Os professores-cursistas do Logos II também eram instruídos pelos módulos de DM a trabalhar a noção de valor posicional utilizando a decomposição dos números em suas ordens e classes, e o QVL: “Deve ser chamada a sua atenção [da criança], para o fato de que o valor de cada ficha está relacionado ao lugar em que ela ocupa no quadro. É o valor posicional do algarismo” CETEB, 1984, série 21, módulo 4, p. 22). Dessa forma, pedimos que os participantes da oficina colocassem onze canudos nos campos da unidade e da dezena, depois orientamos que eles conduzissem as crianças a observarem que o novo conjunto tem uma dezena e que ainda sobrou uma unidade de canudo.
Posteriormente, essas atividades deveriam ser trabalhadas com os outros campos do QVL, portanto, praticamos os seguintes exercícios com participantes da oficina: “a) Coloque no QVL – 11 elementos (canudos); B) proceder até o 19; c) represente o numeral 20 (duas dezenas) no QVL; d) coloque nove dezenas no QVL; e) coloque nove dezenas e nove unidades; f) agora, coloque mais um elemento (10 dezenas – 1 centena); g) representem os números 579; 853 e outros no QVL. Reforçamos ainda que tais atividades deveriam ser repetidas com alunos, até que as crianças tenham fixado a ideia de dezena e compreendam o significado do numeral 10.
As demais atividades, sugeridas pelos módulos de DM utilizando o QVL, estavam relacionadas com as quatro operações (adição, subtração, multiplicação e divisão). Efetuava-se elas utilizando a decomposição dos numerais (CETEB, 1984, série 21, módulo 2).
Nas adições os números são representados por um e dois algoritmos e depois reagrupados. É necessário representar as parcelas, colocando a unidade embaixo de unidade, dezenas embaixo de dezenas e assim sucessivamente (CETEB, 1984, série 21, módulo 2). Na oficina, demos alguns exemplos de como realizar a adição no QVL, e depois solicitamos que os participantes efetuassem algumas operações. Todos os participantes afirmaram que utilizando o QVL para ensinar a adição ficaria mais fácil de explicar e os alunos entenderem o sentido do “vai um” (Figura 5).
Na subtração primeiro deve-se se apresentar o problema, por exemplo: tenho 245 figurinhas; se eu der 197 delas a meu irmão, com quantas ficarei?

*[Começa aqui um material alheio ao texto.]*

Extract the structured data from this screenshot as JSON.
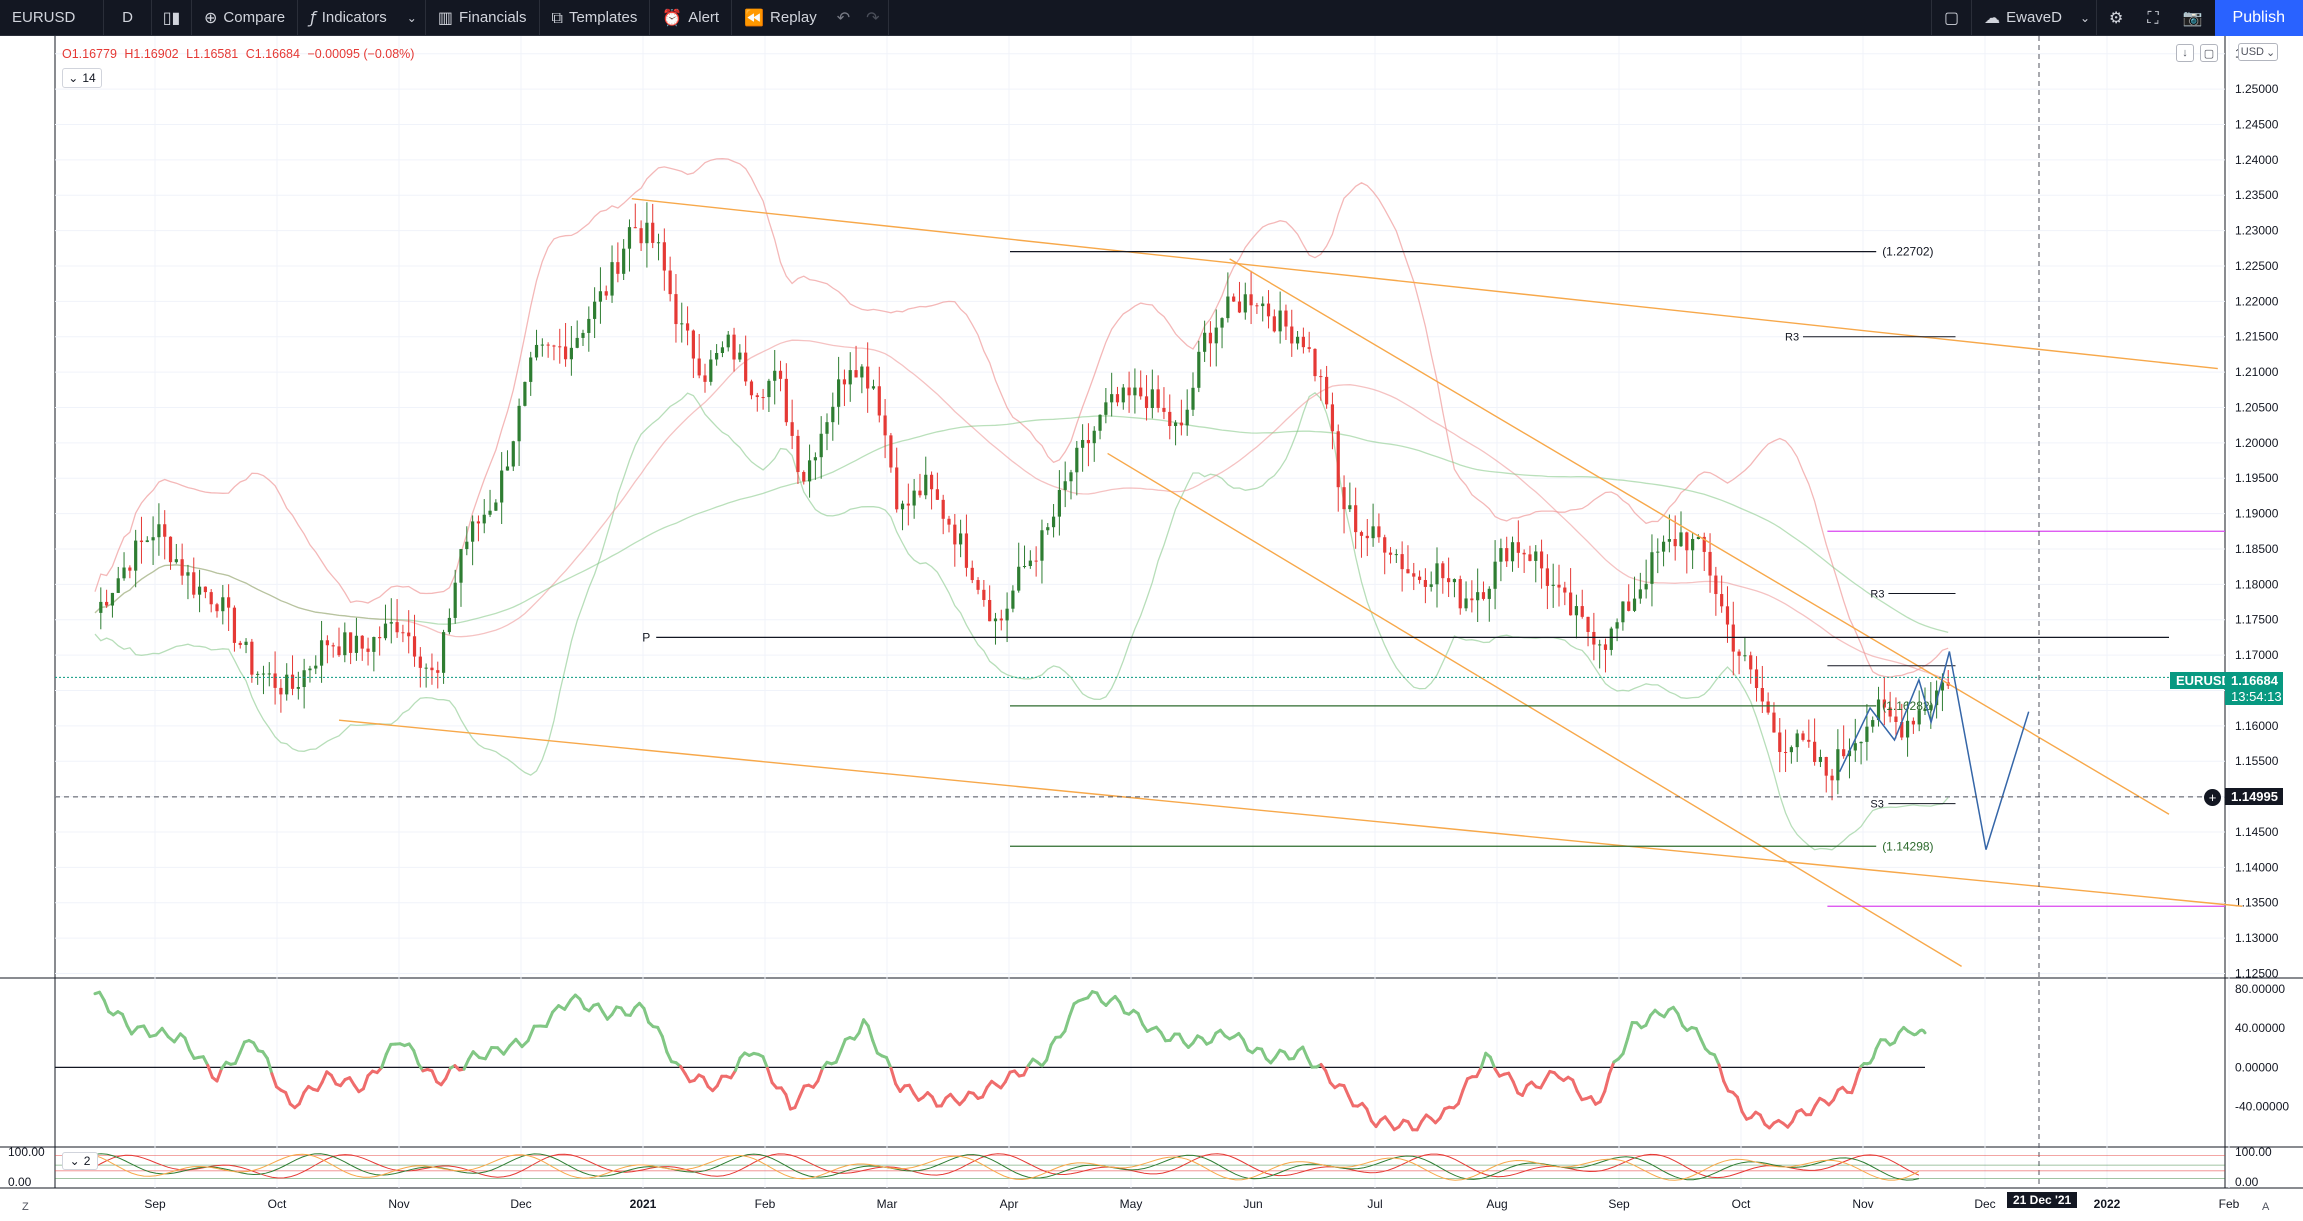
{
  "toolbar": {
    "symbol": "EURUSD",
    "interval": "D",
    "compare": "Compare",
    "indicators": "Indicators",
    "financials": "Financials",
    "templates": "Templates",
    "alert": "Alert",
    "replay": "Replay",
    "layout_name": "EwaveD",
    "publish": "Publish"
  },
  "legend": {
    "open": "O1.16779",
    "high": "H1.16902",
    "low": "L1.16581",
    "close": "C1.16684",
    "change": "−0.00095 (−0.08%)",
    "indicator_count": "14",
    "oscillator_count": "2"
  },
  "currency": "USD",
  "price_tag": {
    "symbol": "EURUSD",
    "price": "1.16684",
    "countdown": "13:54:13"
  },
  "crosshair_tag": {
    "price": "1.14995",
    "date": "21 Dec '21"
  },
  "corner_labels": {
    "left": "Z",
    "right": "A"
  },
  "colors": {
    "up": "#2e7d32",
    "down": "#e53935",
    "trend": "#f7a84a",
    "level": "#131722",
    "fib": "#2e6b2e",
    "pivot": "#d946ef",
    "wave": "#3566a8",
    "osc_up": "#81c784",
    "osc_down": "#ef6c6c"
  },
  "chart_data": {
    "type": "candlestick",
    "y_axis": [
      "1.25500",
      "1.25000",
      "1.24500",
      "1.24000",
      "1.23500",
      "1.23000",
      "1.22500",
      "1.22000",
      "1.21500",
      "1.21000",
      "1.20500",
      "1.20000",
      "1.19500",
      "1.19000",
      "1.18500",
      "1.18000",
      "1.17500",
      "1.17000",
      "1.16500",
      "1.16000",
      "1.15500",
      "1.15000",
      "1.14500",
      "1.14000",
      "1.13500",
      "1.13000",
      "1.12500"
    ],
    "ylim": [
      1.1245,
      1.2575
    ],
    "x_axis": [
      "Sep",
      "Oct",
      "Nov",
      "Dec",
      "2021",
      "Feb",
      "Mar",
      "Apr",
      "May",
      "Jun",
      "Jul",
      "Aug",
      "Sep",
      "Oct",
      "Nov",
      "Dec",
      "2022",
      "Feb"
    ],
    "months_pos": [
      0.5,
      1.5,
      2.5,
      3.5,
      4.5,
      5.5,
      6.5,
      7.5,
      8.5,
      9.5,
      10.5,
      11.5,
      12.5,
      13.5,
      14.5,
      15.5,
      16.5,
      17.5
    ],
    "price_path": [
      [
        0,
        1.176
      ],
      [
        0.3,
        1.184
      ],
      [
        0.5,
        1.188
      ],
      [
        0.8,
        1.18
      ],
      [
        1.0,
        1.178
      ],
      [
        1.3,
        1.168
      ],
      [
        1.6,
        1.165
      ],
      [
        1.9,
        1.172
      ],
      [
        2.2,
        1.171
      ],
      [
        2.5,
        1.175
      ],
      [
        2.8,
        1.166
      ],
      [
        3.0,
        1.185
      ],
      [
        3.3,
        1.193
      ],
      [
        3.6,
        1.212
      ],
      [
        3.9,
        1.214
      ],
      [
        4.2,
        1.222
      ],
      [
        4.4,
        1.231
      ],
      [
        4.6,
        1.228
      ],
      [
        4.8,
        1.216
      ],
      [
        5.0,
        1.21
      ],
      [
        5.2,
        1.214
      ],
      [
        5.4,
        1.208
      ],
      [
        5.6,
        1.209
      ],
      [
        5.8,
        1.195
      ],
      [
        6.0,
        1.204
      ],
      [
        6.2,
        1.212
      ],
      [
        6.4,
        1.208
      ],
      [
        6.6,
        1.19
      ],
      [
        6.8,
        1.194
      ],
      [
        7.0,
        1.189
      ],
      [
        7.2,
        1.182
      ],
      [
        7.4,
        1.174
      ],
      [
        7.6,
        1.182
      ],
      [
        7.8,
        1.187
      ],
      [
        8.0,
        1.196
      ],
      [
        8.3,
        1.205
      ],
      [
        8.6,
        1.207
      ],
      [
        8.9,
        1.201
      ],
      [
        9.1,
        1.215
      ],
      [
        9.3,
        1.219
      ],
      [
        9.5,
        1.221
      ],
      [
        9.7,
        1.217
      ],
      [
        9.9,
        1.215
      ],
      [
        10.1,
        1.206
      ],
      [
        10.2,
        1.192
      ],
      [
        10.4,
        1.187
      ],
      [
        10.6,
        1.186
      ],
      [
        10.8,
        1.181
      ],
      [
        11.0,
        1.182
      ],
      [
        11.2,
        1.178
      ],
      [
        11.4,
        1.18
      ],
      [
        11.6,
        1.186
      ],
      [
        11.8,
        1.184
      ],
      [
        12.0,
        1.178
      ],
      [
        12.2,
        1.174
      ],
      [
        12.4,
        1.172
      ],
      [
        12.6,
        1.178
      ],
      [
        12.8,
        1.184
      ],
      [
        13.0,
        1.187
      ],
      [
        13.2,
        1.184
      ],
      [
        13.4,
        1.173
      ],
      [
        13.6,
        1.166
      ],
      [
        13.8,
        1.158
      ],
      [
        14.0,
        1.157
      ],
      [
        14.2,
        1.153
      ],
      [
        14.4,
        1.158
      ],
      [
        14.6,
        1.162
      ],
      [
        14.8,
        1.16
      ],
      [
        15.0,
        1.163
      ],
      [
        15.2,
        1.167
      ]
    ],
    "horizontal_levels": [
      {
        "price": 1.22702,
        "label": "(1.22702)",
        "x0": 7.5,
        "x1": 14.6
      },
      {
        "price": 1.16282,
        "label": "(1.16282)",
        "x0": 7.5,
        "x1": 14.6
      },
      {
        "price": 1.14298,
        "label": "(1.14298)",
        "x0": 7.5,
        "x1": 14.6
      },
      {
        "price": 1.1725,
        "label": "P",
        "x0": 4.6,
        "x1": 17.0
      }
    ],
    "pivots": [
      {
        "label": "R3",
        "price": 1.215
      },
      {
        "label": "R3",
        "price": 1.1787
      },
      {
        "label": "S3",
        "price": 1.149
      }
    ],
    "oscillator": {
      "y_axis": [
        "80.00000",
        "40.00000",
        "0.00000",
        "-40.00000"
      ],
      "ylim": [
        -80,
        90
      ],
      "values": [
        [
          0,
          75
        ],
        [
          0.3,
          40
        ],
        [
          0.7,
          30
        ],
        [
          1.0,
          -10
        ],
        [
          1.3,
          30
        ],
        [
          1.6,
          -40
        ],
        [
          1.9,
          -10
        ],
        [
          2.2,
          -20
        ],
        [
          2.5,
          30
        ],
        [
          2.8,
          -15
        ],
        [
          3.1,
          10
        ],
        [
          3.5,
          25
        ],
        [
          3.9,
          70
        ],
        [
          4.2,
          55
        ],
        [
          4.5,
          60
        ],
        [
          4.8,
          -5
        ],
        [
          5.1,
          -20
        ],
        [
          5.4,
          20
        ],
        [
          5.7,
          -40
        ],
        [
          6.0,
          0
        ],
        [
          6.3,
          45
        ],
        [
          6.6,
          -20
        ],
        [
          6.9,
          -35
        ],
        [
          7.2,
          -30
        ],
        [
          7.5,
          -10
        ],
        [
          7.8,
          10
        ],
        [
          8.1,
          75
        ],
        [
          8.4,
          65
        ],
        [
          8.7,
          35
        ],
        [
          9.0,
          25
        ],
        [
          9.3,
          35
        ],
        [
          9.6,
          10
        ],
        [
          9.9,
          15
        ],
        [
          10.2,
          -20
        ],
        [
          10.5,
          -55
        ],
        [
          10.8,
          -60
        ],
        [
          11.1,
          -45
        ],
        [
          11.4,
          10
        ],
        [
          11.7,
          -25
        ],
        [
          12.0,
          -5
        ],
        [
          12.3,
          -40
        ],
        [
          12.6,
          40
        ],
        [
          12.9,
          60
        ],
        [
          13.2,
          25
        ],
        [
          13.5,
          -45
        ],
        [
          13.8,
          -60
        ],
        [
          14.1,
          -40
        ],
        [
          14.4,
          -20
        ],
        [
          14.6,
          20
        ],
        [
          14.9,
          40
        ],
        [
          15.0,
          30
        ]
      ]
    },
    "oscillator2": {
      "y_axis": [
        "100.00",
        "0.00"
      ],
      "ylim": [
        0,
        100
      ]
    }
  }
}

Posteriormente, pede-se para o aluno representar o minuendo no QVL e depois retira-se o subtraendo. Contudo, como tirar 5 de 7 unidades? Para efetuar essa operação, temos que utilizar uma dezena e reagrupá-las com as unidades já existentes (Figura 6) (CETEB, 1984, série 21, módulo 3). Assim, como nas atividades de adição, demos exemplos de algumas subtrações para os participantes da oficina e depois pedimos que eles praticassem diversos exercícios de subtração no QVL. Os participantes foram unânimes em dizer que utilizando o QVL ficaria muito mais fácil explicar para as crianças o conceito de “empresta 1” e esse um se “transformar” em 10.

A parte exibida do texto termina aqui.